Sa dernière chanson, ‘Bonmatí’, est un véritable manifeste. Elle y évoque la star du Barça, Aitana, tout en s’inspirant des dynamiques narratives du rap et de la culture urbaine. « J’ai voulu prendre en main une référence féminine, reprendre le contrôle d’un genre souvent dominé par les hommes », explique-t-elle avec conviction. « Cette chanson est le fruit d’une confrontation entre ma vulnérabilité et ma force, mon héritage canarien et mon côté battle rappeuse. »

L’artiste, 28 ans, accumulant 1,86 millions de followers sur les réseaux sociaux, révèle un passé sportif frustrant. « J’ai toujours rêvé de jouer au foot, mais dans mon village, Tegueste, il n’y avait pas d’équipe féminine. Les remarques blessantes sur les « machonas » m’ont longtemps freinée. Mais j’ai continué à jouer avec mes amis et ma famille, et aujourd’hui, je retrouve cette passion avec ferveur », confie-t-elle, les yeux brillants.

Sara Socas ne se contente pas de chanter sur le football. Elle s'est déjà illustrée lors du FMS International de Mexico, où elle a incarné le rôle de défenseur cañero. Elle évoque également son nom, Sara Puyol, prononcé avec fierté par ses proches.

Au-delà de la musique, Sara Socas se positionne comme une combattante pour l’égalité des genres dans le sport. « Il faut savoir gérer les critiques, les commentaires blessants, les préjugés sexistes. Je me suis sentie seule à l’époque, la seule femme dans un environnement dominé par les hommes. Mais aujourd’hui, de nouvelles voix féminines émergent en Amérique latine et en Espagne, ce qui est encourageant », affirme-t-elle, avec un sourire déterminé.

Elle souligne l’importance de se battre pour être traitée comme une égale, sans avoir à se justifier ou à prouver sa valeur. « Je veux être respectée pour mes compétences, pas pour être la première à faire quelque chose », conclut-elle.

De par ses projets artistiques, tels que la collaboration imminente avec une rappeuse espagnole et un syfer avec d'autres artistes, Sara Socas se lance dans une nouvelle phase créative, explorant les frontières du genre musical et de l’esthétique. Elle est passionnée par l’idée de se dépasser, de sortir de sa zone de confort, quitte à se mesurer à la Champions League de la musique.

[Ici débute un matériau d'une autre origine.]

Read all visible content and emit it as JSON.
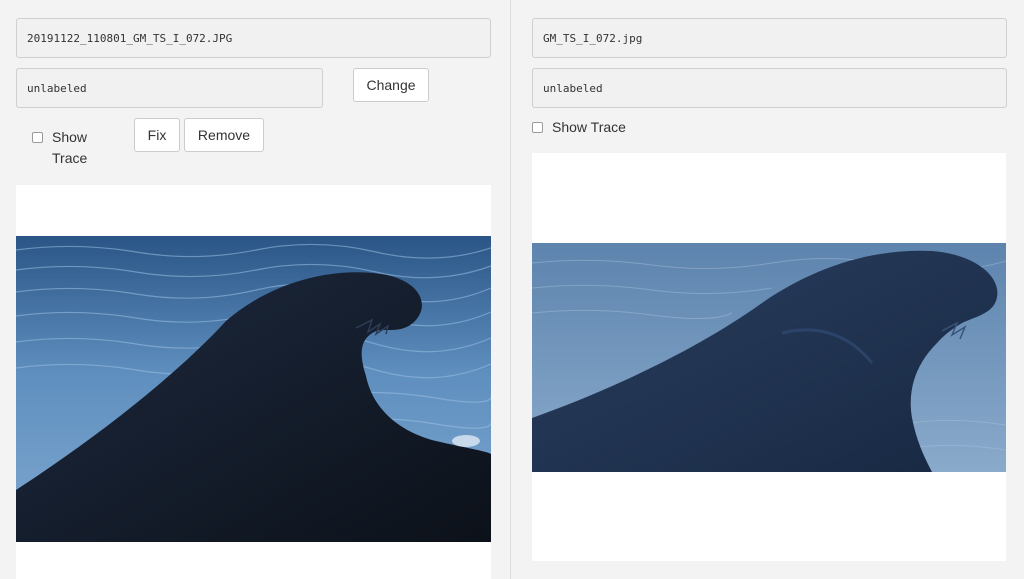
{
  "left": {
    "filename": "20191122_110801_GM_TS_I_072.JPG",
    "label_value": "unlabeled",
    "change_label": "Change",
    "fix_label": "Fix",
    "remove_label": "Remove",
    "show_trace_line1": "Show",
    "show_trace_line2": "Trace"
  },
  "right": {
    "filename": "GM_TS_I_072.jpg",
    "label_value": "unlabeled",
    "show_trace_label": "Show Trace"
  },
  "colors": {
    "water_light": "#5f8fbf",
    "water_dark": "#2c5786",
    "fin_dark": "#141c2b",
    "fin_right": "#1d2f4b"
  }
}
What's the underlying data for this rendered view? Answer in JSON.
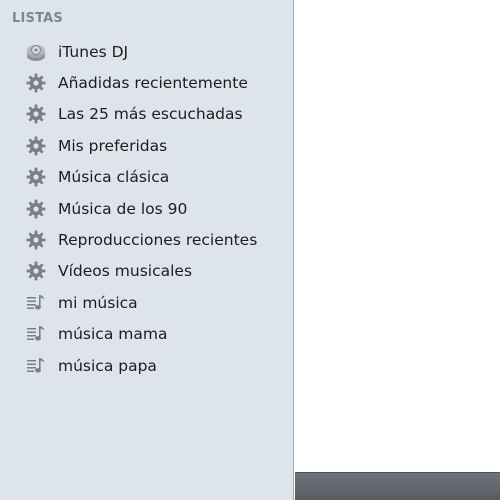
{
  "sidebar": {
    "header": "LISTAS",
    "items": [
      {
        "label": "iTunes DJ",
        "icon": "dj-icon"
      },
      {
        "label": "Añadidas recientemente",
        "icon": "smart-playlist-gear-icon"
      },
      {
        "label": "Las 25 más escuchadas",
        "icon": "smart-playlist-gear-icon"
      },
      {
        "label": "Mis preferidas",
        "icon": "smart-playlist-gear-icon"
      },
      {
        "label": "Música clásica",
        "icon": "smart-playlist-gear-icon"
      },
      {
        "label": "Música de los 90",
        "icon": "smart-playlist-gear-icon"
      },
      {
        "label": "Reproducciones recientes",
        "icon": "smart-playlist-gear-icon"
      },
      {
        "label": "Vídeos musicales",
        "icon": "smart-playlist-gear-icon"
      },
      {
        "label": "mi música",
        "icon": "playlist-icon"
      },
      {
        "label": "música mama",
        "icon": "playlist-icon"
      },
      {
        "label": "música papa",
        "icon": "playlist-icon"
      }
    ]
  },
  "colors": {
    "sidebar_bg": "#dee4eb",
    "header_text": "#7e8791",
    "icon_gray": "#7b8087",
    "bottom_bar": "#62666c"
  }
}
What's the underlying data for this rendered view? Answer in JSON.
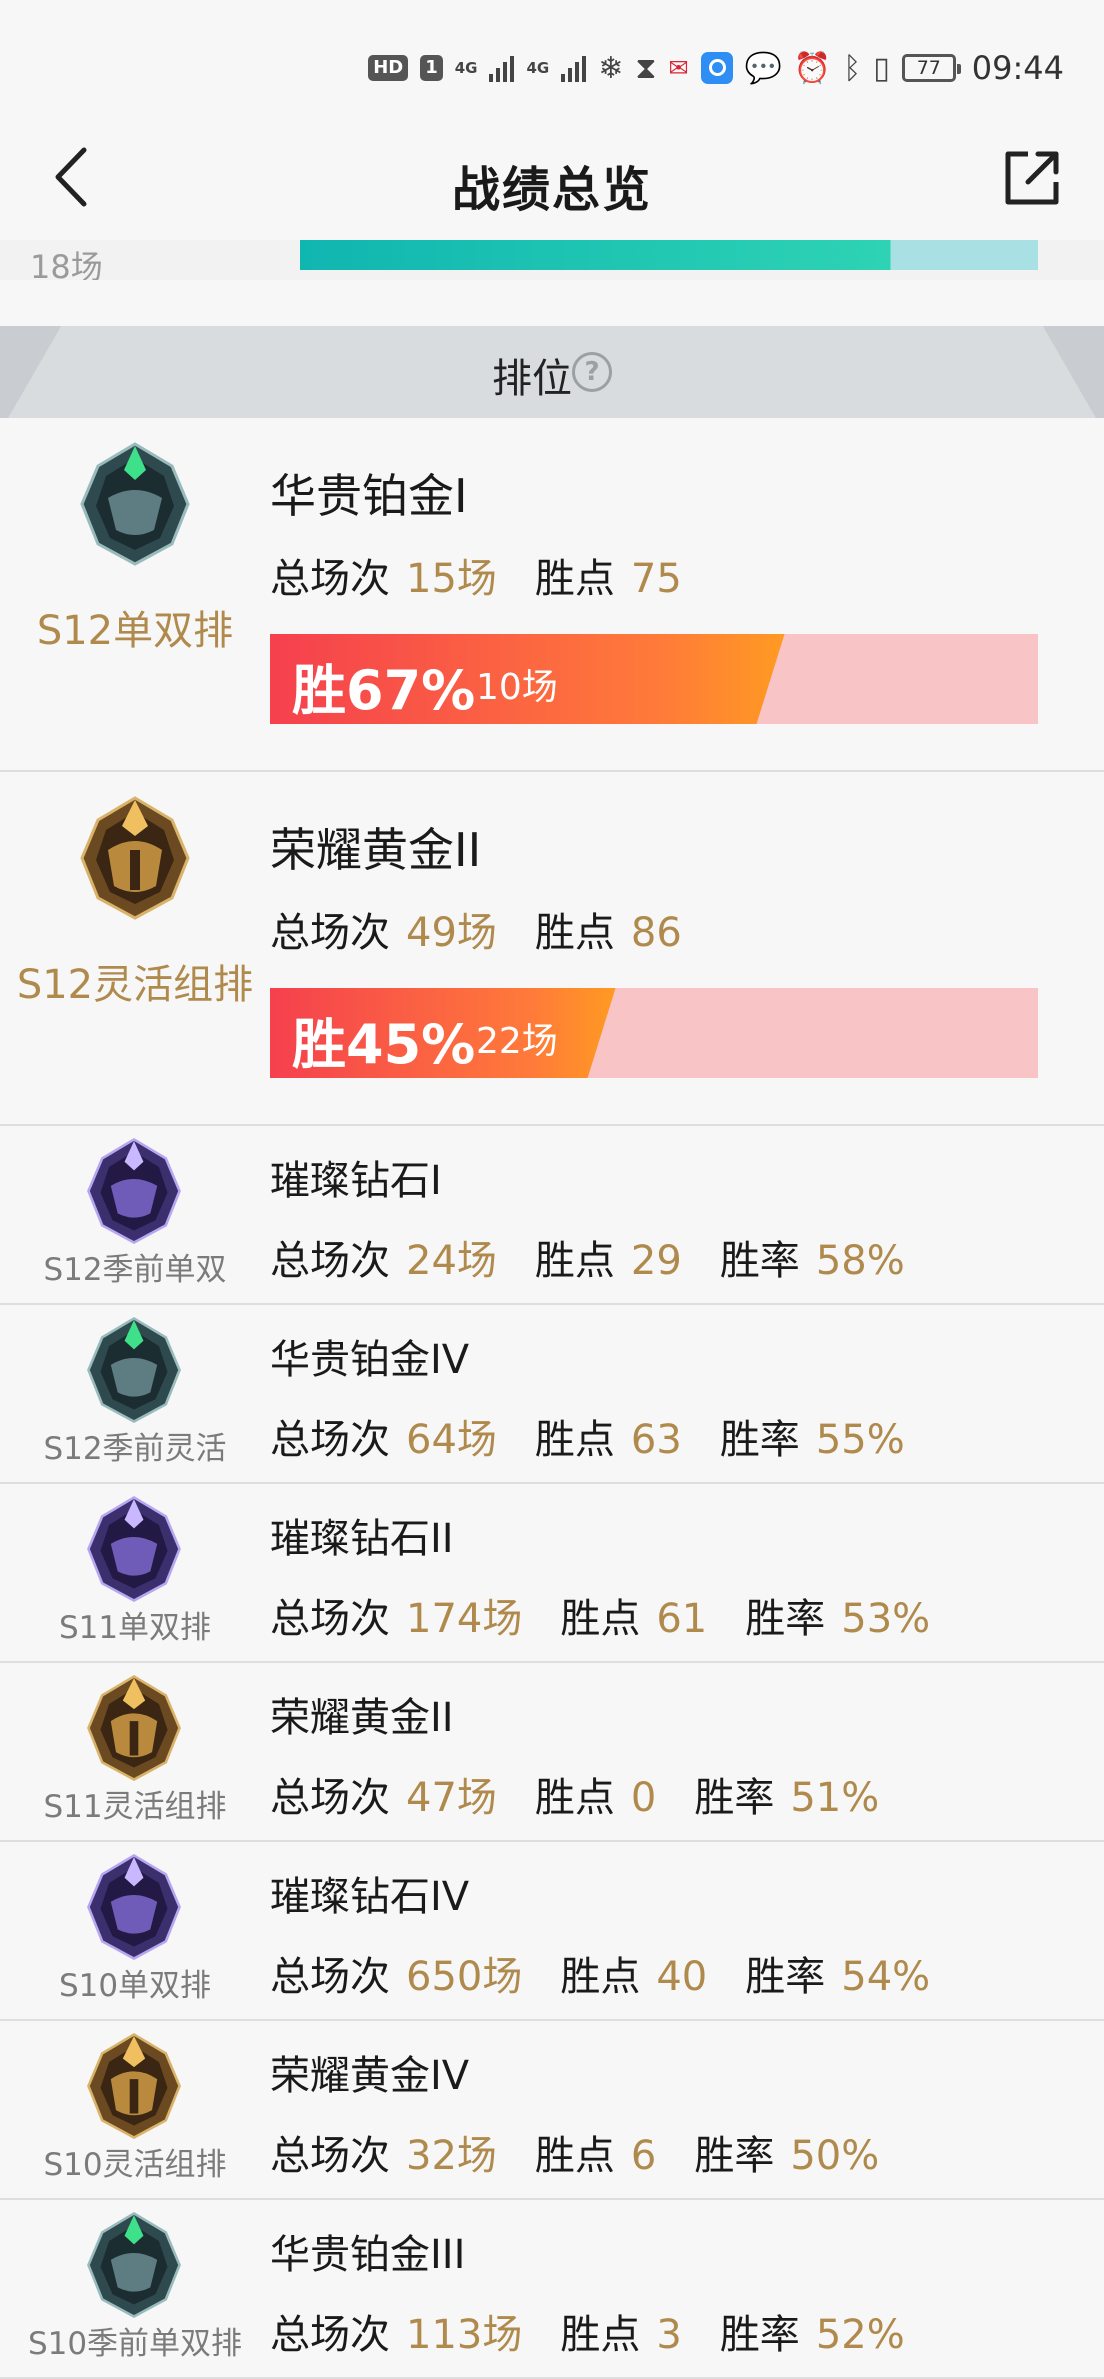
{
  "status_bar": {
    "hd_badge": "HD",
    "sim": "1",
    "net1": "4G",
    "net2": "4G",
    "battery": "77",
    "time": "09:44"
  },
  "nav": {
    "title": "战绩总览"
  },
  "partial_card": {
    "count": "18场"
  },
  "section": {
    "title": "排位",
    "help": "?"
  },
  "colors": {
    "accent_gold": "#b08a4c",
    "win_red": "#f5404e",
    "win_orange": "#ff9a22",
    "loss_pink": "#f8c4c6"
  },
  "ranks": [
    {
      "queue": "S12单双排",
      "tier": "华贵铂金I",
      "emblem": "platinum-emblem",
      "total_label": "总场次",
      "total": "15场",
      "lp_label": "胜点",
      "lp": "75",
      "win_label": "胜67%",
      "win_games": "10场",
      "win_rate": 0.67
    },
    {
      "queue": "S12灵活组排",
      "tier": "荣耀黄金II",
      "emblem": "gold-emblem",
      "total_label": "总场次",
      "total": "49场",
      "lp_label": "胜点",
      "lp": "86",
      "win_label": "胜45%",
      "win_games": "22场",
      "win_rate": 0.45
    },
    {
      "queue": "S12季前单双",
      "tier": "璀璨钻石I",
      "emblem": "diamond-emblem",
      "total_label": "总场次",
      "total": "24场",
      "lp_label": "胜点",
      "lp": "29",
      "rate_label": "胜率",
      "rate": "58%"
    },
    {
      "queue": "S12季前灵活",
      "tier": "华贵铂金IV",
      "emblem": "platinum-emblem",
      "total_label": "总场次",
      "total": "64场",
      "lp_label": "胜点",
      "lp": "63",
      "rate_label": "胜率",
      "rate": "55%"
    },
    {
      "queue": "S11单双排",
      "tier": "璀璨钻石II",
      "emblem": "diamond-emblem",
      "total_label": "总场次",
      "total": "174场",
      "lp_label": "胜点",
      "lp": "61",
      "rate_label": "胜率",
      "rate": "53%"
    },
    {
      "queue": "S11灵活组排",
      "tier": "荣耀黄金II",
      "emblem": "gold-emblem",
      "total_label": "总场次",
      "total": "47场",
      "lp_label": "胜点",
      "lp": "0",
      "rate_label": "胜率",
      "rate": "51%"
    },
    {
      "queue": "S10单双排",
      "tier": "璀璨钻石IV",
      "emblem": "diamond-emblem",
      "total_label": "总场次",
      "total": "650场",
      "lp_label": "胜点",
      "lp": "40",
      "rate_label": "胜率",
      "rate": "54%"
    },
    {
      "queue": "S10灵活组排",
      "tier": "荣耀黄金IV",
      "emblem": "gold-emblem",
      "total_label": "总场次",
      "total": "32场",
      "lp_label": "胜点",
      "lp": "6",
      "rate_label": "胜率",
      "rate": "50%"
    },
    {
      "queue": "S10季前单双排",
      "tier": "华贵铂金III",
      "emblem": "platinum-emblem",
      "total_label": "总场次",
      "total": "113场",
      "lp_label": "胜点",
      "lp": "3",
      "rate_label": "胜率",
      "rate": "52%"
    }
  ]
}
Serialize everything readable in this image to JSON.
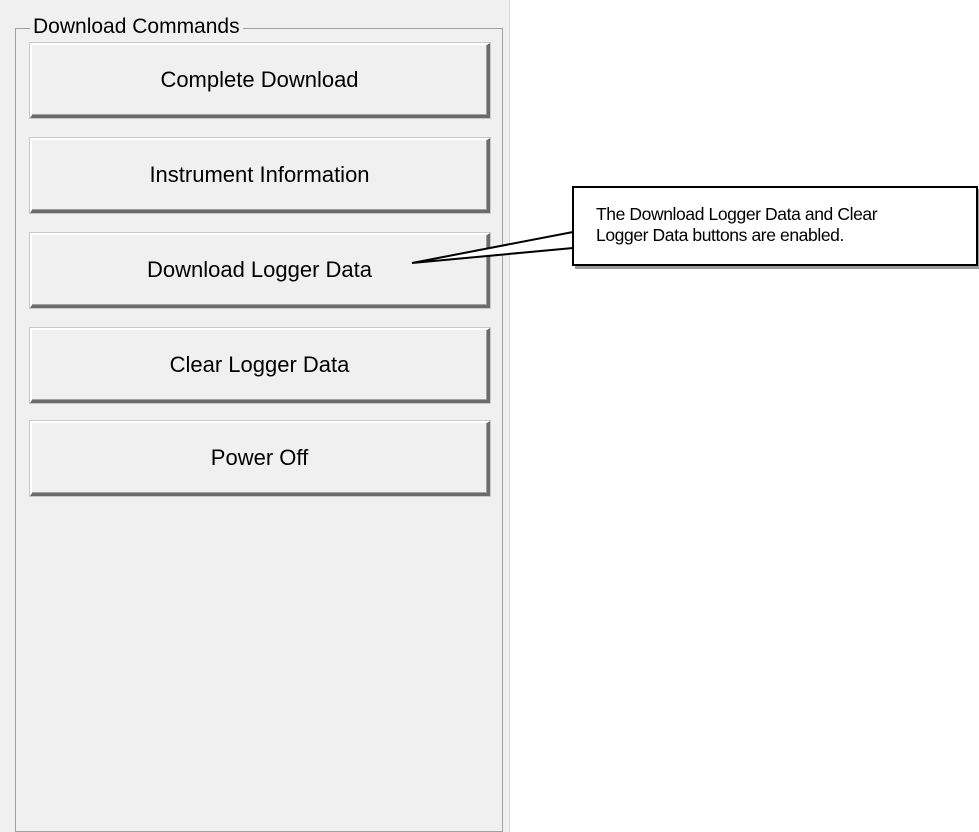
{
  "group": {
    "title": "Download Commands"
  },
  "buttons": [
    {
      "label": "Complete Download"
    },
    {
      "label": "Instrument Information"
    },
    {
      "label": "Download Logger Data"
    },
    {
      "label": "Clear Logger Data"
    },
    {
      "label": "Power Off"
    }
  ],
  "callout": {
    "line1": "The Download Logger Data and Clear",
    "line2": "Logger Data buttons are enabled."
  }
}
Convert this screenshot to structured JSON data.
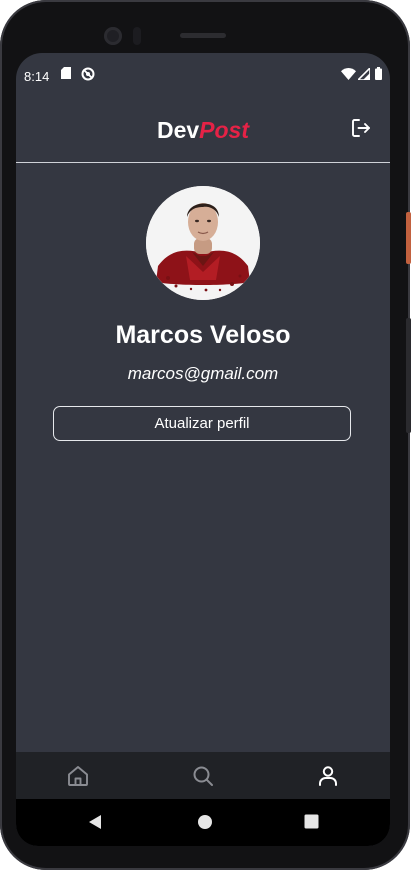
{
  "status": {
    "time": "8:14"
  },
  "app": {
    "logo_dev": "Dev",
    "logo_post": "Post"
  },
  "profile": {
    "name": "Marcos Veloso",
    "email": "marcos@gmail.com",
    "update_button": "Atualizar perfil"
  },
  "tabs": [
    "home",
    "search",
    "profile"
  ],
  "active_tab": "profile",
  "colors": {
    "background": "#343741",
    "accent": "#e52246",
    "tabbar": "#202226",
    "active_icon": "#ffffff",
    "inactive_icon": "#8a8c92"
  }
}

Enfin, elle exprime son soutien aux équipes du Tenerife, tant masculine que féminine, qui ont récemment décroché leur montée en deuxième division. « La finale de Coupe, entre le Barça et l’Atlético de Madrid, ne me manquera pour rien. Je suis persuadée que ce sont les deux équipes qui ont le plus investi dans les dernières années, et leurs résultats le prouvent. Je parierais sur le Barça », déclare-t-elle, avec une conviction inébranlable.